Но это не бред, небо настоящее и даже раскачивается слегка. Так уже было однажды. Только тогда вразброс висели крошечные облака и сильно пахло палёным. Он думал, это конец, просил оставить его. Неотвратима и закономерна казалась ему смерть — как он мог жить на земле, где уже не было ни Наташи, ни девочек?
Носилки замерли на секунду и стали наклонно подыматься — по ступенькам несут. Сейчас небо исчезнет — теперь уже навсегда. До последнего мгновения смотрел Сомов на остающееся небо и, лишь когда белый потолок юрко потёк над ним, закрыл глаза. «Какие низкие потолки», — подумал он.
Его раздевали, укладывали, и он безропотно подчинялся. Только кровать была не его — он почувствовал это сразу. Почему на чужую кровать? И палата не его — другой запах, нежилой, с привкусом хлорки. Просторно и тихо — ни кашля Рогацкого, ни мирного дыхания старичка Маточкина. Где он?
Что‑то холодное сунули в рот, и он с облегчением почувствовал, как трудно дышалось мгновение назад. Кислород… Он вдыхал и наслаждался. Потом его приподняли. Короткая боль укола… Это уже лишнее.

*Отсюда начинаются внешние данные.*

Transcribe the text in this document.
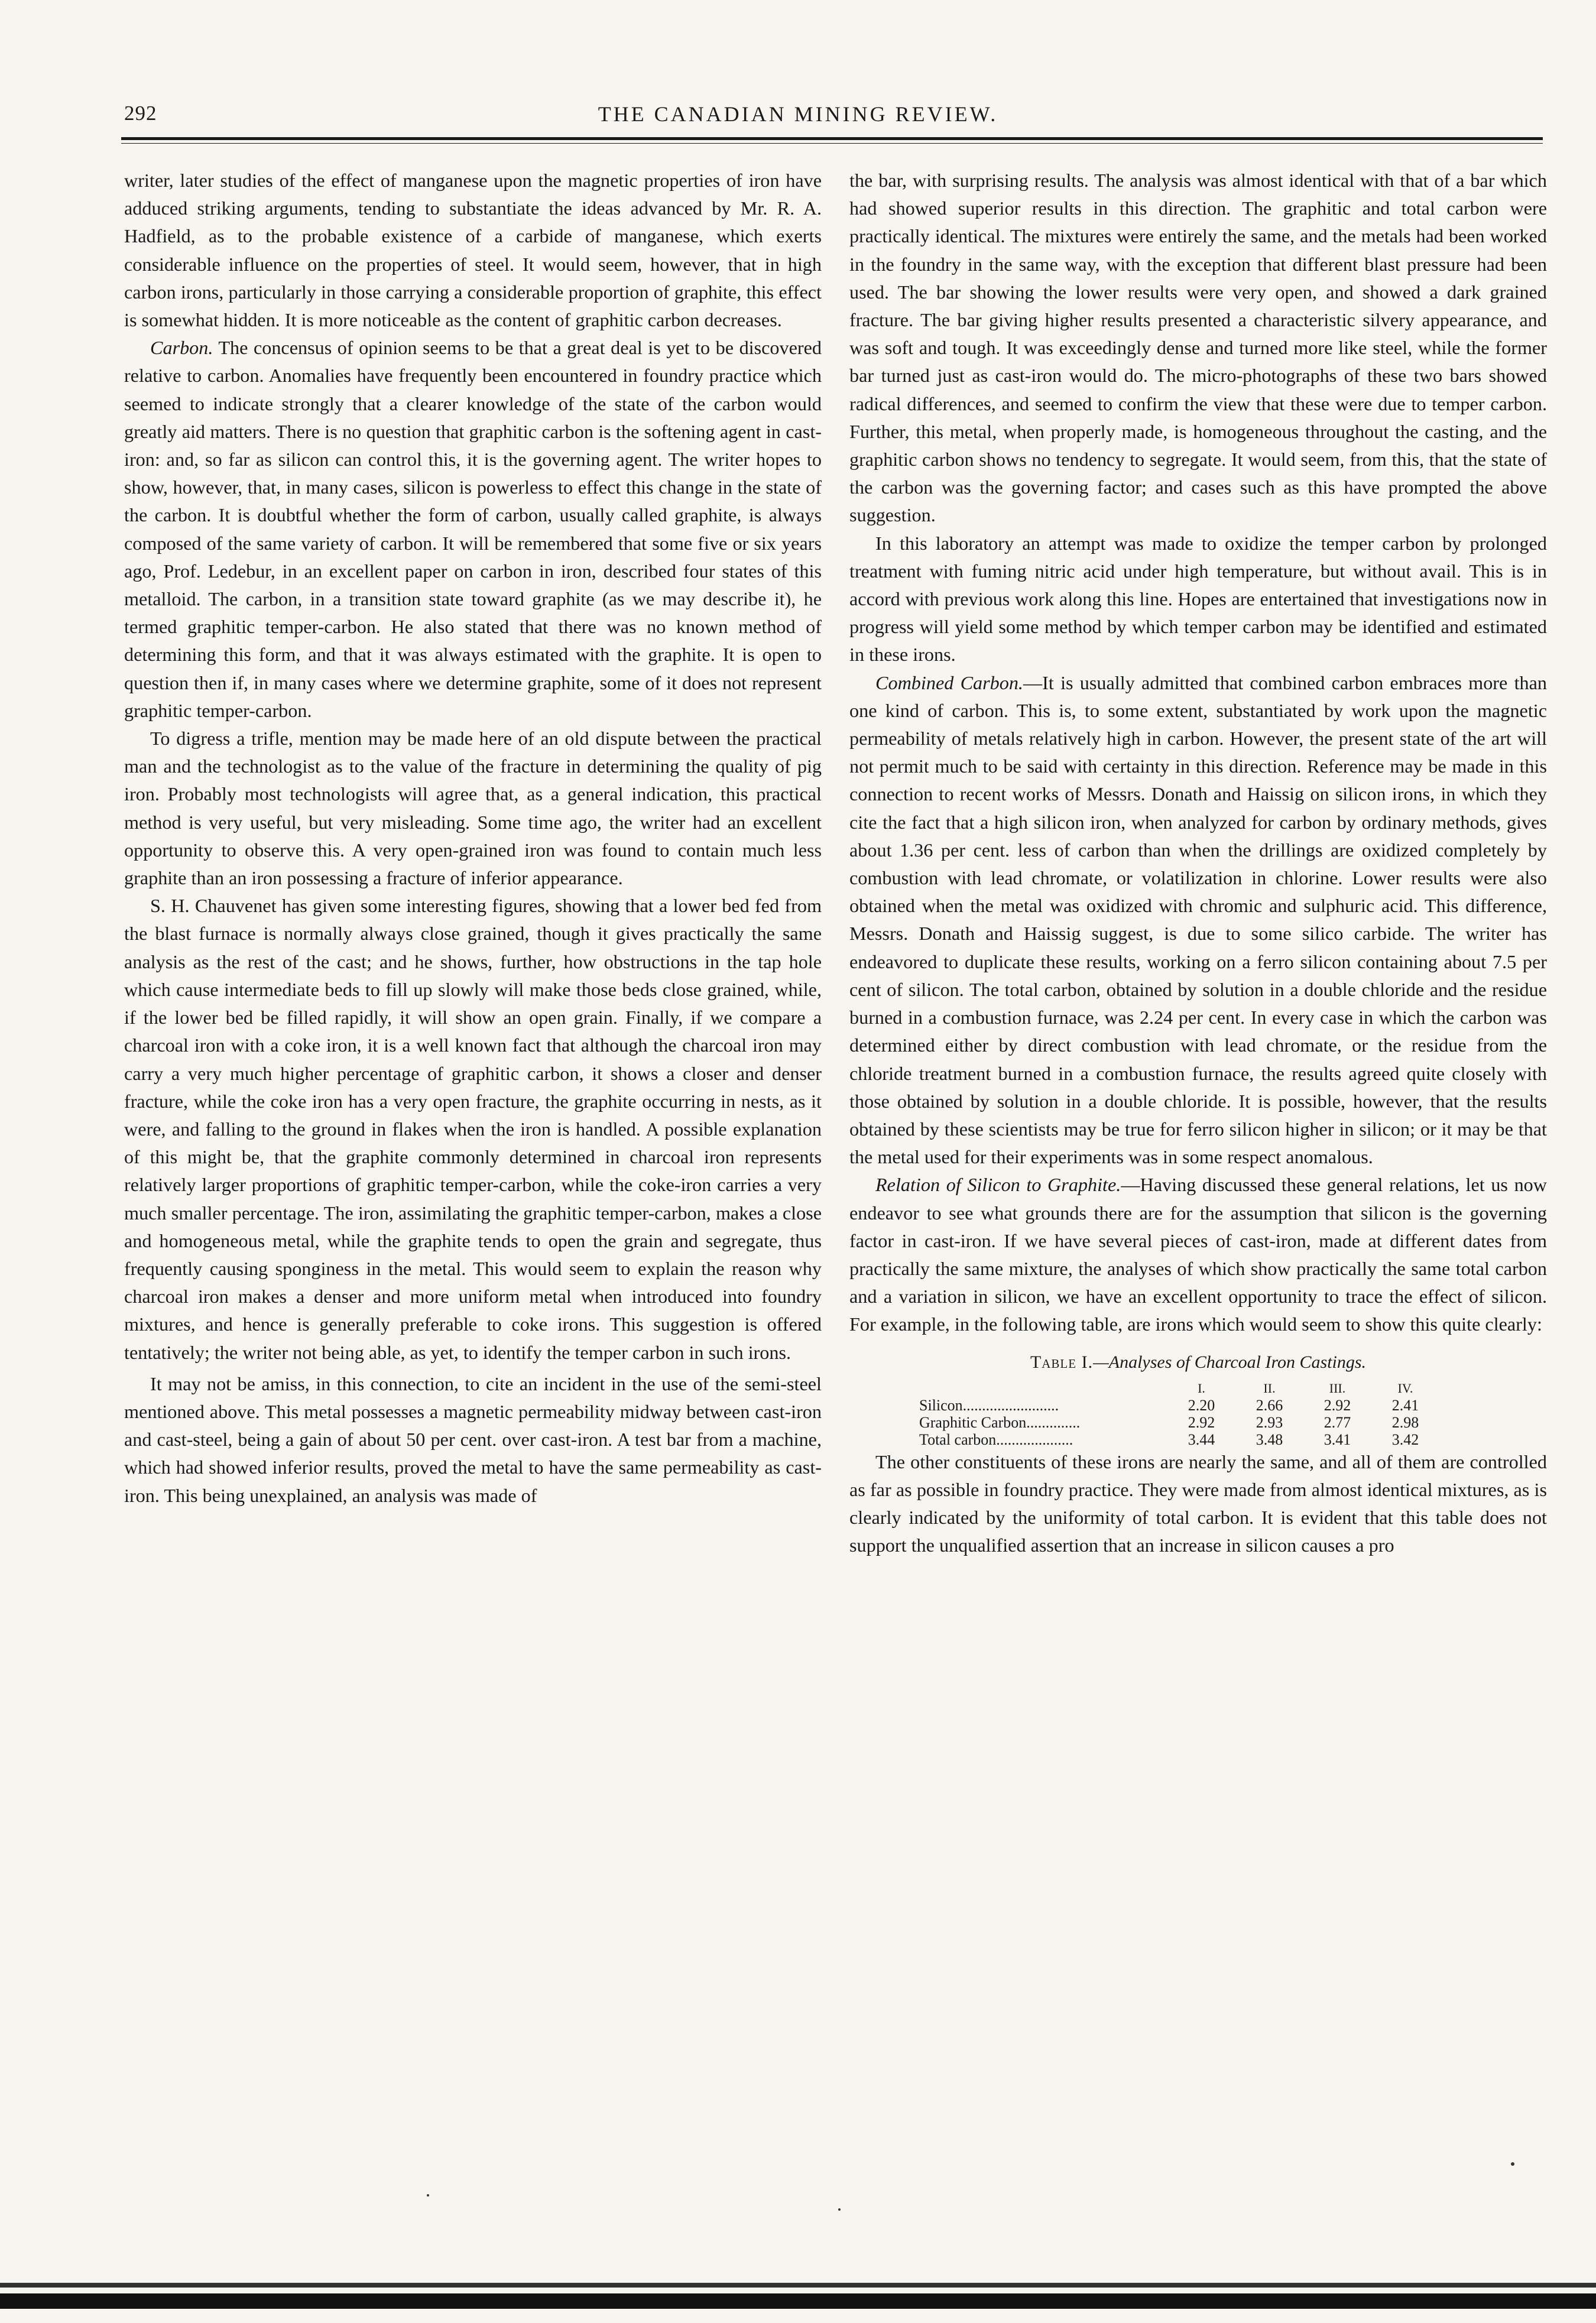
292	THE CANADIAN MINING REVIEW.

writer, later studies of the effect of manganese upon the magnetic properties of iron have adduced striking arguments, tending to substantiate the ideas advanced by Mr. R. A. Hadfield, as to the probable existence of a carbide of manganese, which exerts considerable influence on the properties of steel. It would seem, however, that in high carbon irons, particularly in those carrying a considerable proportion of graphite, this effect is somewhat hidden. It is more noticeable as the content of graphitic carbon decreases.

Carbon. The concensus of opinion seems to be that a great deal is yet to be discovered relative to carbon. Anomalies have frequently been encountered in foundry practice which seemed to indicate strongly that a clearer knowledge of the state of the carbon would greatly aid matters. There is no question that graphitic carbon is the softening agent in cast-iron: and, so far as silicon can control this, it is the governing agent. The writer hopes to show, however, that, in many cases, silicon is powerless to effect this change in the state of the carbon. It is doubtful whether the form of carbon, usually called graphite, is always composed of the same variety of carbon. It will be remembered that some five or six years ago, Prof. Ledebur, in an excellent paper on carbon in iron, described four states of this metalloid. The carbon, in a transition state toward graphite (as we may describe it), he termed graphitic temper-carbon. He also stated that there was no known method of determining this form, and that it was always estimated with the graphite. It is open to question then if, in many cases where we determine graphite, some of it does not represent graphitic temper-carbon.

To digress a trifle, mention may be made here of an old dispute between the practical man and the technologist as to the value of the fracture in determining the quality of pig iron. Probably most technologists will agree that, as a general indication, this practical method is very useful, but very misleading. Some time ago, the writer had an excellent opportunity to observe this. A very open-grained iron was found to contain much less graphite than an iron possessing a fracture of inferior appearance.

S. H. Chauvenet has given some interesting figures, showing that a lower bed fed from the blast furnace is normally always close grained, though it gives practically the same analysis as the rest of the cast; and he shows, further, how obstructions in the tap hole which cause intermediate beds to fill up slowly will make those beds close grained, while, if the lower bed be filled rapidly, it will show an open grain. Finally, if we compare a charcoal iron with a coke iron, it is a well known fact that although the charcoal iron may carry a very much higher percentage of graphitic carbon, it shows a closer and denser fracture, while the coke iron has a very open fracture, the graphite occurring in nests, as it were, and falling to the ground in flakes when the iron is handled. A possible explanation of this might be, that the graphite commonly determined in charcoal iron represents relatively larger proportions of graphitic temper-carbon, while the coke-iron carries a very much smaller percentage. The iron, assimilating the graphitic temper-carbon, makes a close and homogeneous metal, while the graphite tends to open the grain and segregate, thus frequently causing sponginess in the metal. This would seem to explain the reason why charcoal iron makes a denser and more uniform metal when introduced into foundry mixtures, and hence is generally preferable to coke irons. This suggestion is offered tentatively; the writer not being able, as yet, to identify the temper carbon in such irons.

It may not be amiss, in this connection, to cite an incident in the use of the semi-steel mentioned above. This metal possesses a magnetic permeability midway between cast-iron and cast-steel, being a gain of about 50 per cent. over cast-iron. A test bar from a machine, which had showed inferior results, proved the metal to have the same permeability as cast-iron. This being unexplained, an analysis was made of

the bar, with surprising results. The analysis was almost identical with that of a bar which had showed superior results in this direction. The graphitic and total carbon were practically identical. The mixtures were entirely the same, and the metals had been worked in the foundry in the same way, with the exception that different blast pressure had been used. The bar showing the lower results were very open, and showed a dark grained fracture. The bar giving higher results presented a characteristic silvery appearance, and was soft and tough. It was exceedingly dense and turned more like steel, while the former bar turned just as cast-iron would do. The micro-photographs of these two bars showed radical differences, and seemed to confirm the view that these were due to temper carbon. Further, this metal, when properly made, is homogeneous throughout the casting, and the graphitic carbon shows no tendency to segregate. It would seem, from this, that the state of the carbon was the governing factor; and cases such as this have prompted the above suggestion.

In this laboratory an attempt was made to oxidize the temper carbon by prolonged treatment with fuming nitric acid under high temperature, but without avail. This is in accord with previous work along this line. Hopes are entertained that investigations now in progress will yield some method by which temper carbon may be identified and estimated in these irons.

Combined Carbon.—It is usually admitted that combined carbon embraces more than one kind of carbon. This is, to some extent, substantiated by work upon the magnetic permeability of metals relatively high in carbon. However, the present state of the art will not permit much to be said with certainty in this direction. Reference may be made in this connection to recent works of Messrs. Donath and Haissig on silicon irons, in which they cite the fact that a high silicon iron, when analyzed for carbon by ordinary methods, gives about 1.36 per cent. less of carbon than when the drillings are oxidized completely by combustion with lead chromate, or volatilization in chlorine. Lower results were also obtained when the metal was oxidized with chromic and sulphuric acid. This difference, Messrs. Donath and Haissig suggest, is due to some silico carbide. The writer has endeavored to duplicate these results, working on a ferro silicon containing about 7.5 per cent of silicon. The total carbon, obtained by solution in a double chloride and the residue burned in a combustion furnace, was 2.24 per cent. In every case in which the carbon was determined either by direct combustion with lead chromate, or the residue from the chloride treatment burned in a combustion furnace, the results agreed quite closely with those obtained by solution in a double chloride. It is possible, however, that the results obtained by these scientists may be true for ferro silicon higher in silicon; or it may be that the metal used for their experiments was in some respect anomalous.

Relation of Silicon to Graphite.—Having discussed these general relations, let us now endeavor to see what grounds there are for the assumption that silicon is the governing factor in cast-iron. If we have several pieces of cast-iron, made at different dates from practically the same mixture, the analyses of which show practically the same total carbon and a variation in silicon, we have an excellent opportunity to trace the effect of silicon. For example, in the following table, are irons which would seem to show this quite clearly:

Table I.—Analyses of Charcoal Iron Castings.
	I.	II.	III.	IV.
Silicon.........................	2.20	2.66	2.92	2.41
Graphitic Carbon..............	2.92	2.93	2.77	2.98
Total carbon....................	3.44	3.48	3.41	3.42

The other constituents of these irons are nearly the same, and all of them are controlled as far as possible in foundry practice. They were made from almost identical mixtures, as is clearly indicated by the uniformity of total carbon. It is evident that this table does not support the unqualified assertion that an increase in silicon causes a pro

В отдалении тихо переговаривались голоса. Он узнавал их: Костя, Сергей Сергеевич, Люба. Как хорошо, что они ещё здесь! Сомов впитывал их голоса как кислород.
— Может, мне остаться? — прошептала Люба.
«Да, да, останься», — хотел сказать Сомов, но ворту — трубка. А Мая? С кем будет Мая, если Люба останется?
— Зачем? — произнёс Сергей Сергеевич, и Сомов мысленно поблагодарил его за это. Люба должна ехать! — Это может быть ещё долго, — сказал Сергей Сергеевич.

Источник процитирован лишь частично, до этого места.